だが、彼のまわりには水など一滴もない。どうやらその音は、彼の頭の中に直接響いてくる耳鳴りのようなものらしかった。
やがて、まわりの景色が何の意味も持たなくなり、彼の意識が拡散する。そしてどこからともなく聞こえる陰惨なうめき声。
憎悪。執着。嫉妬。低い声が彼の精神を圧迫する。
「……なぜ、お前は生きている」
弾けるように意識が覚醒する。秕は我に返った。彼は数々の計器類に囲まれたコクピットに座っていた。
「なんだろ、今の?」
スピーカー越しに生徒達の歓声が聞こえてくる。
「あ、そんなの気にしてる場合じゃない」
**********
国立浦上学園、初等中等部。
ここは、国連枢機軍の統括する士官学校付属幼年学校で、世界でも屈指のエリート校である。

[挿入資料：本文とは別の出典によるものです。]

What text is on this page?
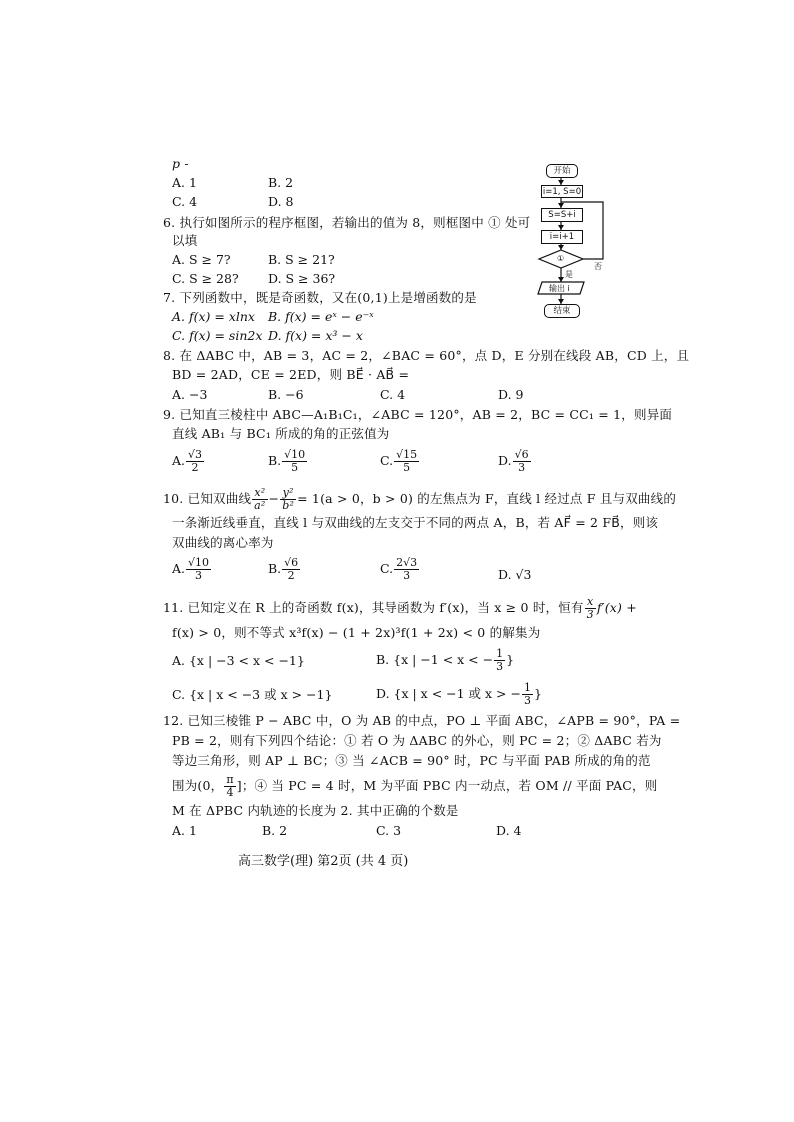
p -
A. 1	B. 2
C. 4	D. 8
6. 执行如图所示的程序框图，若输出的值为 8，则框图中 ① 处可
以填
A. S ≥ 7?	B. S ≥ 21?
C. S ≥ 28? D. S ≥ 36?
开始
i=1, S=0
S=S+i
i=i+1
①
否
是
输出 i
结束
7. 下列函数中，既是奇函数，又在(0,1)上是增函数的是
A. f(x) = xlnx B. f(x) = eˣ − e⁻ˣ
C. f(x) = sin2x D. f(x) = x³ − x
8. 在 ΔABC 中，AB = 3，AC = 2，∠BAC = 60°，点 D，E 分别在线段 AB，CD 上，且
BD = 2AD，CE = 2ED，则 BE⃗ · AB⃗ =
A. −3	B. −6	C. 4	D. 9
9. 已知直三棱柱中 ABC—A₁B₁C₁，∠ABC = 120°，AB = 2，BC = CC₁ = 1，则异面
直线 AB₁ 与 BC₁ 所成的角的正弦值为
A. $\frac{√3}{2}$	B. $\frac{√10}{5}$	C. $\frac{√15}{5}$	D. $\frac{√6}{3}$
10. 已知双曲线 $\frac{\text{x²}}{\text{a²}} - \frac{\text{y²}}{\text{b²}} = 1(a > 0$，b > 0) 的左焦点为 F，直线 l 经过点 F 且与双曲线的
一条渐近线垂直，直线 l 与双曲线的左支交于不同的两点 A，B，若 AF⃗ = 2 FB⃗，则该
双曲线的离心率为
A. $\frac{√10}{3}$	B. $\frac{√6}{2}$	C. $\frac{2√3}{3}$	D. √3
11. 已知定义在 R 上的奇函数 f(x)，其导函数为 f′(x)，当 x ≥ 0 时，恒有 $\frac{x}{3} f'(x)$ +
f(x) > 0，则不等式 x³f(x) − (1 + 2x)³f(1 + 2x) < 0 的解集为
A. {x | −3 < x < −1}	B. {x | −1 < x < − $\frac{1}{3}$ }
C. {x | x < −3 或 x > −1}	D. {x | x < −1 或 x > − $\frac{1}{3}$ }
12. 已知三棱锥 P − ABC 中，O 为 AB 的中点，PO ⊥ 平面 ABC，∠APB = 90°，PA =
PB = 2，则有下列四个结论：① 若 O 为 ΔABC 的外心，则 PC = 2；② ΔABC 若为
等边三角形，则 AP ⊥ BC；③ 当 ∠ACB = 90° 时，PC 与平面 PAB 所成的角的范
围为(0， $\frac{\pi}{4}$ ]；④ 当 PC = 4 时，M 为平面 PBC 内一动点，若 OM // 平面 PAC，则
M 在 ΔPBC 内轨迹的长度为 2. 其中正确的个数是
A. 1	B. 2	C. 3	D. 4
高三数学(理) 第2页 (共 4 页)
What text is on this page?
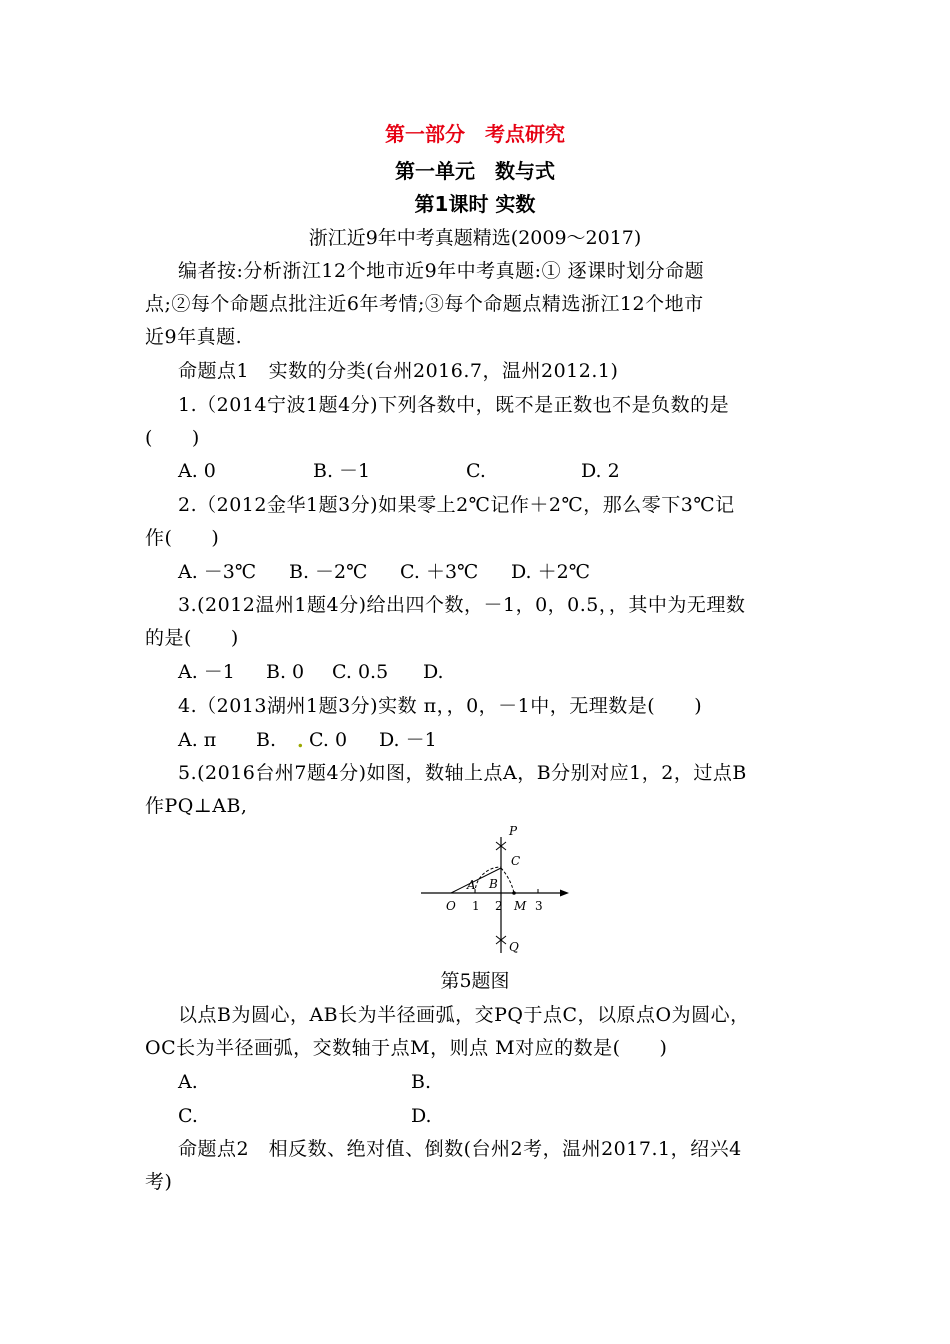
第一部分　考点研究
第一单元　数与式
第1课时 实数
浙江近9年中考真题精选(2009～2017)
编者按:分析浙江12个地市近9年中考真题:① 逐课时划分命题
点;②每个命题点批注近6年考情;③每个命题点精选浙江12个地市
近9年真题.
命题点1　实数的分类(台州2016.7，温州2012.1)
1.（2014宁波1题4分)下列各数中，既不是正数也不是负数的是
(　　)
A. 0	B. －1	C.	D. 2
2.（2012金华1题3分)如果零上2℃记作＋2℃，那么零下3℃记
作(　　)
A. －3℃ B. －2℃ C. ＋3℃ D. ＋2℃
3.(2012温州1题4分)给出四个数，－1，0，0.5，，其中为无理数
的是(　　)
A. －1 B. 0 C. 0.5 D.
4.（2013湖州1题3分)实数 π，，0，－1中，无理数是(　　)
A. π B. . C. 0 D. －1
5.(2016台州7题4分)如图，数轴上点A，B分别对应1，2，过点B
作PQ⊥AB,
P
C
A B
O 1 2 M 3
Q
第5题图
以点B为圆心，AB长为半径画弧，交PQ于点C，以原点O为圆心，
OC长为半径画弧，交数轴于点M，则点 M对应的数是(　　)
A.	B.
C.	D.
命题点2　相反数、绝对值、倒数(台州2考，温州2017.1，绍兴4
考)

特に搭乗式歩行重機と呼ばれる人型兵器「プレイトメイル」のパイロット育成に力を入れており、多くの優秀な人材を輩出していた。
柚木秕はこの学園に通う中等部1年の13才で、身長は平均よりやや下、見るからに弱々しい印象の少年だった。
我に返った彼は、今が、PM(プレイトメイル)実技の授業中であることを思い出した。
「まずい、まずい」
慌てて操縦桿を握り直す。
校庭に隣接する演習場で二体のPMが対峙していた。
このPMは学園の訓練用機で、飾り気のない実用本位のデザインをしていた。無駄な出っ張りや意味不明の翼などは一切ついていないし、航空力学を無視して空を飛び回ることもない。
「どーしたぁ!? 秕! かかってこねーのか、ア!?」
模擬戦の対戦相手である、クラスメイトの水凪九郎が挑発してくる。秕よりやや長身で、見るからに活発そうな少年だ。
「ちょ、ちょっと待って、まだ心の準備が……」
「ウダウダやってんじゃねえ! 来ないんならこっちから行くぜえ!!」
全高約10メートル、8トン以上の金属の塊が秕のPM13番機めがけて突進してくる。その圧迫感は大型のトレーラーが真正面から突っ込んで来るさまによく似ていた。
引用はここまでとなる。